Most MENA firms looking to hire this year
About 70 per cent think firms will hire more sales and marketing employees and 40 per cent highlight operational staff
As many as 89 per cent of Middle Eastern businesses are planning to increase or maintain headcount this year, a report said, highlighting a strong emphasis on recruitment in sales and marketing departments.
The survey of more than 26,000 businesses across 90 countries by Regus Business Confidence Index explained that this positivity is in spite of a business confidence index score which has fallen in the Middle East since October last year.
Globally, the index stands at 114 points, up three points, according to our sister publication, the Gulf Daily News, which carried the report.
In the Middle East the index stands at 121 points, down 12 points from six months ago.
As many as 54 per cent of Middle Eastern businesses have reported revenues rose and 45 per cent say they increased profits over the past twelve months.
Nearly a fifth (17 per cent) of businesses plan to increase headcount by more than 5 per cent.
About 70 per cent think firms will hire more sales and marketing employees and 40 per cent highlight operational staff.
"The stand-out figures are not just that firms are looking to recruit but that their plan is to invest in sales and marketing, and this shows that companies feel it's the right time to go out there and sell," said Regus country manager for UAE Kory Thompson.
"These results suggest that sales and marketing professional will be in high demand in the coming months.
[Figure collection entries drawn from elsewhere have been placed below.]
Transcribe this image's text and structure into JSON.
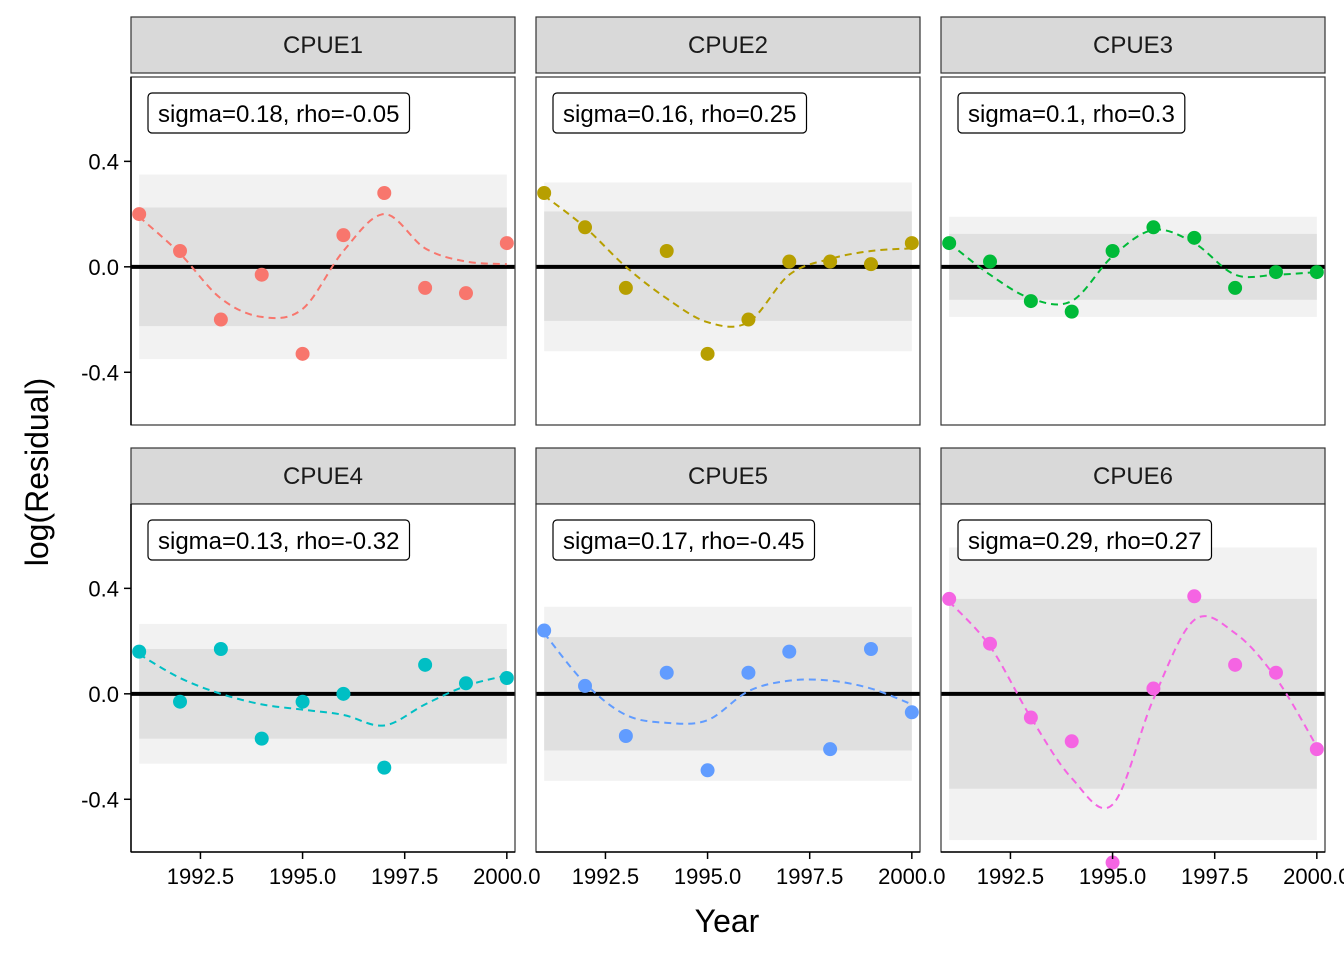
{
  "chart_data": {
    "type": "scatter",
    "xlabel": "Year",
    "ylabel": "log(Residual)",
    "xlim": [
      1990.8,
      2000.2
    ],
    "ylim": [
      -0.6,
      0.72
    ],
    "x_ticks": [
      1992.5,
      1995.0,
      1997.5,
      2000.0
    ],
    "x_tick_labels": [
      "1992.5",
      "1995.0",
      "1997.5",
      "2000.0"
    ],
    "y_ticks": [
      0.4,
      0.0,
      -0.4
    ],
    "y_tick_labels": [
      "0.4",
      "0.0",
      "-0.4"
    ],
    "grid": false,
    "reference_line": 0,
    "panels": [
      {
        "label": "CPUE1",
        "annotation": "sigma=0.18, rho=-0.05",
        "color": "#F8766D",
        "x": [
          1991,
          1992,
          1993,
          1994,
          1995,
          1996,
          1997,
          1998,
          1999,
          2000
        ],
        "y": [
          0.2,
          0.06,
          -0.2,
          -0.03,
          -0.33,
          0.12,
          0.28,
          -0.08,
          -0.1,
          0.09
        ],
        "smooth": [
          0.19,
          0.05,
          -0.12,
          -0.19,
          -0.16,
          0.06,
          0.2,
          0.07,
          0.02,
          0.01
        ],
        "band_inner": [
          -0.225,
          0.225
        ],
        "band_outer": [
          -0.35,
          0.35
        ]
      },
      {
        "label": "CPUE2",
        "annotation": "sigma=0.16, rho=0.25",
        "color": "#B79F00",
        "x": [
          1991,
          1992,
          1993,
          1994,
          1995,
          1996,
          1997,
          1998,
          1999,
          2000
        ],
        "y": [
          0.28,
          0.15,
          -0.08,
          0.06,
          -0.33,
          -0.2,
          0.02,
          0.02,
          0.01,
          0.09
        ],
        "smooth": [
          0.27,
          0.15,
          0.0,
          -0.12,
          -0.21,
          -0.21,
          -0.03,
          0.03,
          0.06,
          0.07
        ],
        "band_inner": [
          -0.205,
          0.21
        ],
        "band_outer": [
          -0.32,
          0.32
        ]
      },
      {
        "label": "CPUE3",
        "annotation": "sigma=0.1, rho=0.3",
        "color": "#00BA38",
        "x": [
          1991,
          1992,
          1993,
          1994,
          1995,
          1996,
          1997,
          1998,
          1999,
          2000
        ],
        "y": [
          0.09,
          0.02,
          -0.13,
          -0.17,
          0.06,
          0.15,
          0.11,
          -0.08,
          -0.02,
          -0.02
        ],
        "smooth": [
          0.09,
          -0.03,
          -0.12,
          -0.13,
          0.04,
          0.14,
          0.09,
          -0.03,
          -0.03,
          -0.02
        ],
        "band_inner": [
          -0.125,
          0.125
        ],
        "band_outer": [
          -0.19,
          0.19
        ]
      },
      {
        "label": "CPUE4",
        "annotation": "sigma=0.13, rho=-0.32",
        "color": "#00BFC4",
        "x": [
          1991,
          1992,
          1993,
          1994,
          1995,
          1996,
          1997,
          1998,
          1999,
          2000
        ],
        "y": [
          0.16,
          -0.03,
          0.17,
          -0.17,
          -0.03,
          0.0,
          -0.28,
          0.11,
          0.04,
          0.06
        ],
        "smooth": [
          0.15,
          0.06,
          0.0,
          -0.04,
          -0.06,
          -0.08,
          -0.12,
          -0.04,
          0.03,
          0.07
        ],
        "band_inner": [
          -0.17,
          0.17
        ],
        "band_outer": [
          -0.265,
          0.265
        ]
      },
      {
        "label": "CPUE5",
        "annotation": "sigma=0.17, rho=-0.45",
        "color": "#619CFF",
        "x": [
          1991,
          1992,
          1993,
          1994,
          1995,
          1996,
          1997,
          1998,
          1999,
          2000
        ],
        "y": [
          0.24,
          0.03,
          -0.16,
          0.08,
          -0.29,
          0.08,
          0.16,
          -0.21,
          0.17,
          -0.07
        ],
        "smooth": [
          0.23,
          0.04,
          -0.08,
          -0.11,
          -0.1,
          0.01,
          0.05,
          0.05,
          0.02,
          -0.04
        ],
        "band_inner": [
          -0.215,
          0.215
        ],
        "band_outer": [
          -0.33,
          0.33
        ]
      },
      {
        "label": "CPUE6",
        "annotation": "sigma=0.29, rho=0.27",
        "color": "#F564E3",
        "x": [
          1991,
          1992,
          1993,
          1994,
          1995,
          1996,
          1997,
          1998,
          1999,
          2000
        ],
        "y": [
          0.36,
          0.19,
          -0.09,
          -0.18,
          -0.64,
          0.02,
          0.37,
          0.11,
          0.08,
          -0.21
        ],
        "smooth": [
          0.35,
          0.18,
          -0.09,
          -0.32,
          -0.42,
          -0.02,
          0.28,
          0.23,
          0.06,
          -0.2
        ],
        "band_inner": [
          -0.36,
          0.36
        ],
        "band_outer": [
          -0.555,
          0.555
        ]
      }
    ]
  }
}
Businesses need to consider how to recruit and retain the best in the field, ensuring they can remain competitive in their market.
"All trends indicate that offering flexible working will move from a 'nice to have' perk to a necessary condition of employment, being key to securing and retaining the best employees for any company,” he added.
"As younger people come into the workforce, they have a very different attitude to work, placing flexibility and quality of life above more traditional considerations.
"But flexible working also brings additional benefits helping businesses cut fixed office space costs and increase staff productivity," Thompson concluded.